I shared my octopus (spare) regulator with Steve, and we made a slow ascent to our first decompression stop. The remaining air in his tank had expanded enough that it registered on his gauge, so he dropped my regulator, took his own into his mouth, and shot to the surface. We surfaced ten minutes later. Fortunately, Steve did not suffer from an embolism, a high risk occurrence in rapid ascents.

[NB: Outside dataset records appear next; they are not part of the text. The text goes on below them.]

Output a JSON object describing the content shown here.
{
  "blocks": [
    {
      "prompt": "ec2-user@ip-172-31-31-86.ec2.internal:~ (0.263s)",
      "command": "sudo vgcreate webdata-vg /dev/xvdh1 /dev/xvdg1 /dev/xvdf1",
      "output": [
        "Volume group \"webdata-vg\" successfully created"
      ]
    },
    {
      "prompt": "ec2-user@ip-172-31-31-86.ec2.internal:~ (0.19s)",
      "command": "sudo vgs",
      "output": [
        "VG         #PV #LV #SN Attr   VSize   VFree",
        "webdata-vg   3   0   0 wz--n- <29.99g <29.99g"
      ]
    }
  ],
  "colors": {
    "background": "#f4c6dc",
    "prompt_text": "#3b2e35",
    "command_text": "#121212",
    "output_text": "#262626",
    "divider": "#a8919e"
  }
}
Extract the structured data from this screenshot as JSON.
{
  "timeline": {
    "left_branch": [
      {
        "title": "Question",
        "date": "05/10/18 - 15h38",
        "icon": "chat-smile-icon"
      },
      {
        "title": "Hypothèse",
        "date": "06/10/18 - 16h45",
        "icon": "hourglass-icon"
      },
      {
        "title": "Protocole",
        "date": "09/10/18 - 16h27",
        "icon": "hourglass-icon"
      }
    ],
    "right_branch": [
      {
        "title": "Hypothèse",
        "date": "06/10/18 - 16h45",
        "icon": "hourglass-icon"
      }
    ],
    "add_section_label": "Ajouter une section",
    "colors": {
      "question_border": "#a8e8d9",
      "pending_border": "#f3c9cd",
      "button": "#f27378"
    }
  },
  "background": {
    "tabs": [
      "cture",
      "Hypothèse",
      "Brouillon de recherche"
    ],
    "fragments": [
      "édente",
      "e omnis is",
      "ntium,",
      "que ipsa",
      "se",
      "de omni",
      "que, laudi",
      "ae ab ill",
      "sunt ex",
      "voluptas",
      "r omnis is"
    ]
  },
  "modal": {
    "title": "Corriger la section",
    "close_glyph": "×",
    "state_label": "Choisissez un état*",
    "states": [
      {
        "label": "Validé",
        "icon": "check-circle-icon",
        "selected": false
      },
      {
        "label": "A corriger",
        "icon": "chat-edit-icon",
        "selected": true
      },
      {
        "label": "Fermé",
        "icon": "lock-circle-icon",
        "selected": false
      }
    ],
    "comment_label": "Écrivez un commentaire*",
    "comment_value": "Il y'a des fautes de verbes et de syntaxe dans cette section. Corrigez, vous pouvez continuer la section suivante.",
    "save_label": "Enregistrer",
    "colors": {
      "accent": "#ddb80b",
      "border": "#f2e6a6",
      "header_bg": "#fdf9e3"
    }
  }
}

The second dive of the day occurred without incident, but after the dive we learned that it had been several years since Steve’s last dive. As for the first dive, the whole reason for our 10-hour trip, Pete and I chalked it up to experience.

out of cold water
warm sunlight before next dive
gulls circle the boat

This haibun is my response to Haibun Monday 10-25-21: Fear, the prompt
from Frank Tassone at dVerse ~ Poets Pub. I’ve also written about this incident here.